Being a faculty member of a department, creating my own courses, working with my majors, creating a curriculum with my colleagues will not happen again.
I left Ithaca in June 2022, the month after my last semester teaching at Ithaca College, because I could not afford to stay. I have had three interviews since leaving — executive director of a conservation nonprofit, executive director of DEI at a campus police force and urban community engagement specialist. But my age interferes. Rather than continuing to mentor students through our urgent environmental and racial crisis, now, not even a year after my final semester at the college and just eight years since my hard-won Ph.D., I am jobless. Instead, all of that midwifing of students into a passion for justice and environmental activism is no longer part of my life — and it will no longer be my privilege to do that work.
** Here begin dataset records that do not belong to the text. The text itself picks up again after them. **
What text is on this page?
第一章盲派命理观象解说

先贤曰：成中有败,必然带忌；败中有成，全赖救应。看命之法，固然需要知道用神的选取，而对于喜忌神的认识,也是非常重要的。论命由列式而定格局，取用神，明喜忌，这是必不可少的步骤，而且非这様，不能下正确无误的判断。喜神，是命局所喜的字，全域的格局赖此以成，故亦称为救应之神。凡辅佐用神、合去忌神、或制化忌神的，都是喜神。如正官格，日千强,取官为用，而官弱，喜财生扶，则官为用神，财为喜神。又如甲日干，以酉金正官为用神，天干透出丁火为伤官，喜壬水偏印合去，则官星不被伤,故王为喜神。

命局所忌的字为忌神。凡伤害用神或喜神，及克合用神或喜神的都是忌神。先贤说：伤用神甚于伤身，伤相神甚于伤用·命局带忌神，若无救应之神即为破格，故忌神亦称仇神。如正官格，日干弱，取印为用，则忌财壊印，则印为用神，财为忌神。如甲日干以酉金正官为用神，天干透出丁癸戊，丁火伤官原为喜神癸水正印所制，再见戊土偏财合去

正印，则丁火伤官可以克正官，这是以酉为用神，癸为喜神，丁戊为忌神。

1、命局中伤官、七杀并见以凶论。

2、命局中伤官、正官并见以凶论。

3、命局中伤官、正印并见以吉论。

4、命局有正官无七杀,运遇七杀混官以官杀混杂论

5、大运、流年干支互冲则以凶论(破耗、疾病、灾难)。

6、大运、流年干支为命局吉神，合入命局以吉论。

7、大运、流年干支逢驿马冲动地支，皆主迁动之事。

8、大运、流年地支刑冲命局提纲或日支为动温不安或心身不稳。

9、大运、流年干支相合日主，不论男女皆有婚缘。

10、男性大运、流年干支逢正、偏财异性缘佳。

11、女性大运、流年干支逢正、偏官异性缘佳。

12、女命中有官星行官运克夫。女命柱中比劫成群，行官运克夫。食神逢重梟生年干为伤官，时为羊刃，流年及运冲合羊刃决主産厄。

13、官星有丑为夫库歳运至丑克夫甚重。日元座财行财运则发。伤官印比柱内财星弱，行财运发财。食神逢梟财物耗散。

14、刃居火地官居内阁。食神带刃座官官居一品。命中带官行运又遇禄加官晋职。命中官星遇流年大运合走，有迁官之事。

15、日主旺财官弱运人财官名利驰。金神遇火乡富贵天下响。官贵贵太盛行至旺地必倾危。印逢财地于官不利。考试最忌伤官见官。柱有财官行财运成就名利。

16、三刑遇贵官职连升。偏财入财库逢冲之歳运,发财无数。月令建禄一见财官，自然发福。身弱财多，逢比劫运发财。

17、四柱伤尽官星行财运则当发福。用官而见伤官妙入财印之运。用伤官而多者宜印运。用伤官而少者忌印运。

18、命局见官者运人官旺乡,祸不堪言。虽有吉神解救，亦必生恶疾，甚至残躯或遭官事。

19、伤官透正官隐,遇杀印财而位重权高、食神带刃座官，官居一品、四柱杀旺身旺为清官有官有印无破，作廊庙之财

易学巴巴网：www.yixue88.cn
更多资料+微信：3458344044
The Ithaca College budget cuts led to the end of my life in Ithaca, the loss of my inclusion in a community of environmental students and alumni, the very sad loss of colleagues and the loss of a job it took years of my life to qualify for. I turned 60 during my doctoral program, I competed against younger candidates to get my job at Ithaca College and I worked hard to pull students on Zoom screens through the pandemic. I worked hard to make a difference in the lives of students for eight years, with the intention of another ten. I taught with the very strong, innovative and dedicated faculty in the Department of Environmental Studies and Sciences at Ithaca College.
The college repeatedly says, “Students are our why.” But the NTEN faculty it terminated were strong, caring teaching professionals rooted in the hearts of their departments.
It’s worth noting that Collados of the world continue to make more per month and perhaps even more per week than many of us will ever again make in a year or perhaps even in a decade.
This is the end of my Ithaca College story, but the knives used in this massacre are still sharp. And the perpetrators of this massacre of NTENs have become budget heroes.
Fae Dremock (she/her) is a former assistant professor in the Department of Environmental Studies and Sciences. Contact her at [email protected].
Editor’s note: This story originally stated that 116 faculty members were cut when 116 full-time equivalent faculty positions were cut.